In artikel 14, tweede lid, AIFM-richtlijn is bepaald “Als de organisatorische of administratieve regelingen die de door de abi-beheerders getroffen hebben om belangenconflicten te onderkennen, voorkomen, beheren en

controleren, niet volstaan om met redelijke zekerheid te kunnen aannemen dat het risico dat de belangen van de beleggers worden geschaad, zal worden voorkomen, brengen de abi-beheerders de beleggers in duidelijke

bewoordingen op de hoogte van de algemene aard of de oorzaken van belangenconflicten alvorens voor hen zaken te doen, en stellen zij aangepaste gedragsregels en procedures op.”

Verder is in artikel 83a BGfo bepaald dat een Nederlandse beheerder van een beleggingsinstelling jegens de deelnemers in de beleggingsinstelling de in artikel 12, eerste lid, onderdelen b, d, e, f, alsmede de laatste volzin van het eerste lid, en tweede lid, aanhef en onderdeel a, van de AIFM-richtlijn gestelde regels in acht neemt. Deze regels in artikel 12 AIFM-richtlijn luiden – voor zover hier relevant – als volgt:

“1. De lidstaten verlangen dat abi-beheerders te allen tijde aan de volgende voorschriften voldoen: Abi-beheerders:

[…]

b) zetten zich in voor de belangen van de door hen beheerde abi’s of de beleggers in de door hen beheerde abi’s en de integriteit van de markt;

[…]

d) nemen alle redelijke maatregelen om belangenconflicten te vermijden, en als belangenconflicten onvermijdelijk zijn, om ze te onderkennen, te beheersen en te controleren en eventueel bekend te maken, met als doel te

voorkomen dat ze een negatieve impact hebben op de belangen van de abi’s en de beleggers in de abi’s, en om ervoor te zorgen dat de door hen beheerde abi’s op billijke wijze worden behandeld;

e) voldoen aa3n alle voor de uitoefening van hun werkzaamheden geldende voorschriften, zodat ze de belangen van de abi’s in hun beheer of van de beleggers in de door hen beheerde abi’s optimaal kunnen behartigen en de integriteit van de markt bevorderd wordt;

f) behandelen alle beleggers in abi’s billijk.

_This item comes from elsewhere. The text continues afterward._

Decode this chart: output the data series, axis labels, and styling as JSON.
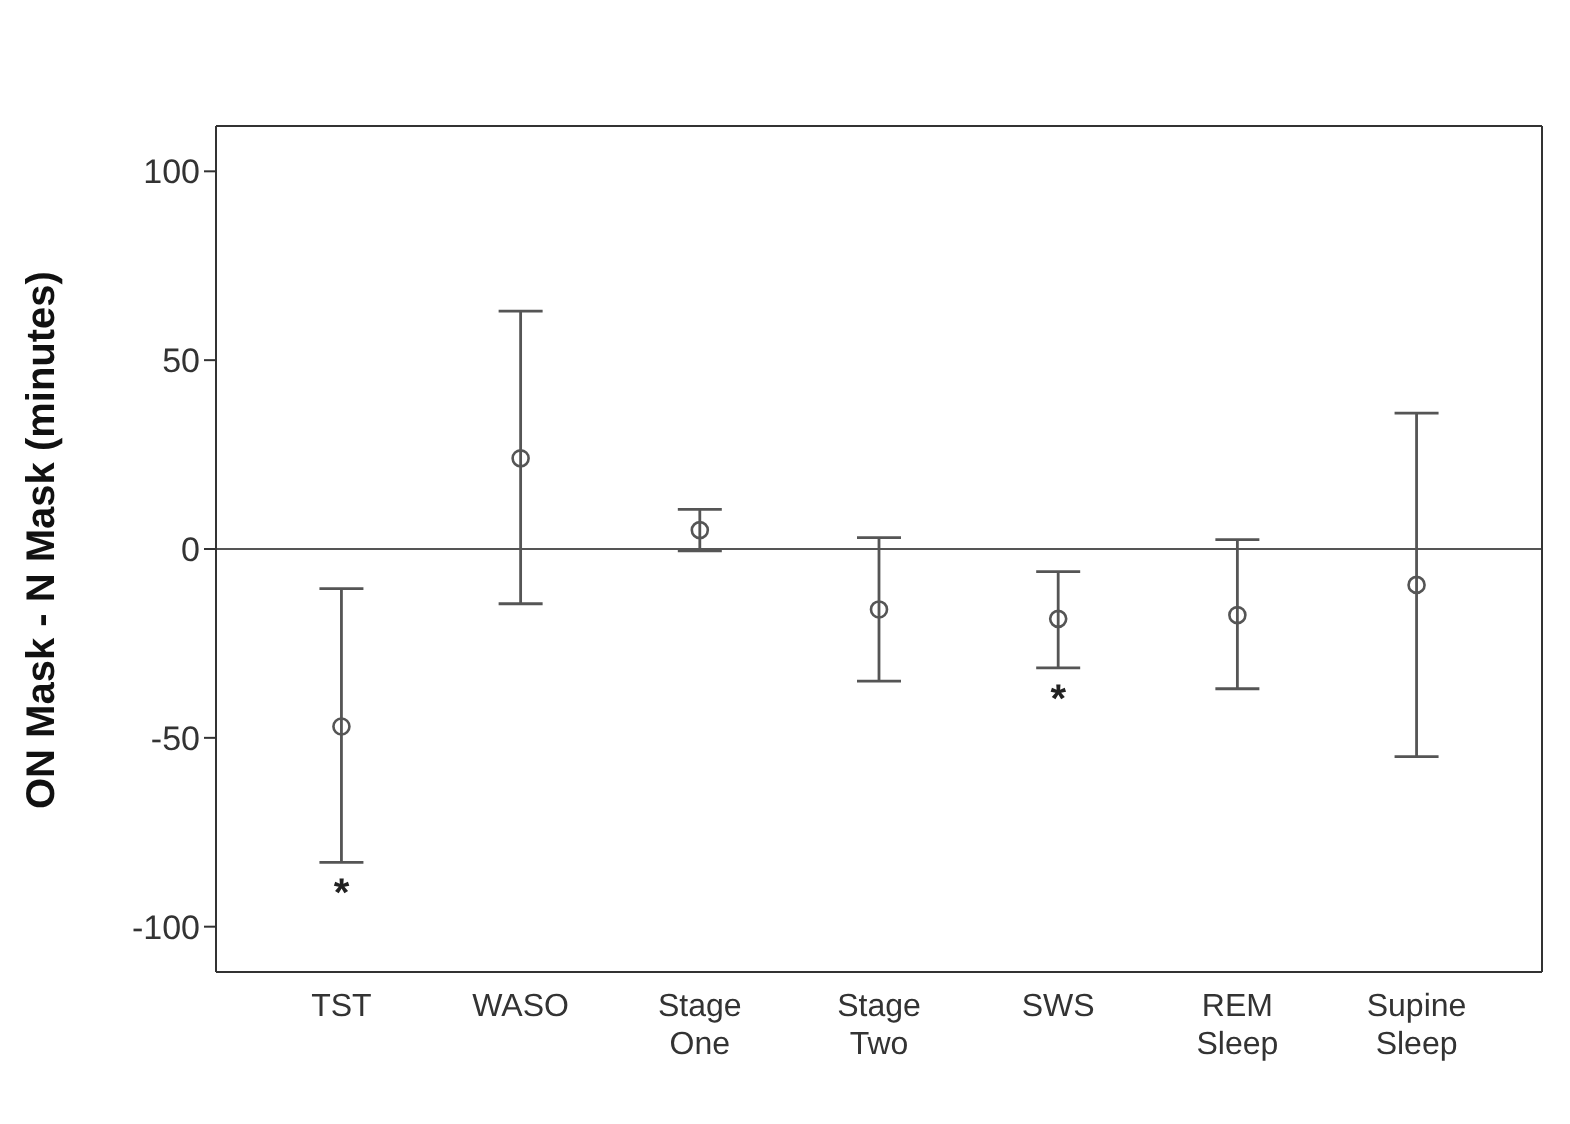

Geen enkele belegger in een abi mag een voorkeursbehandeling ten deel vallen, tenzij deze voorkeursbehandeling in het reglement of de statuten van de abi in kwestie wordt vermeld.

[…]. ”

De artikelen 12 en 14 AIFM zijn door middel van zeer gedetailleerde regels verder uitgewerkt in de AIFM-verordening.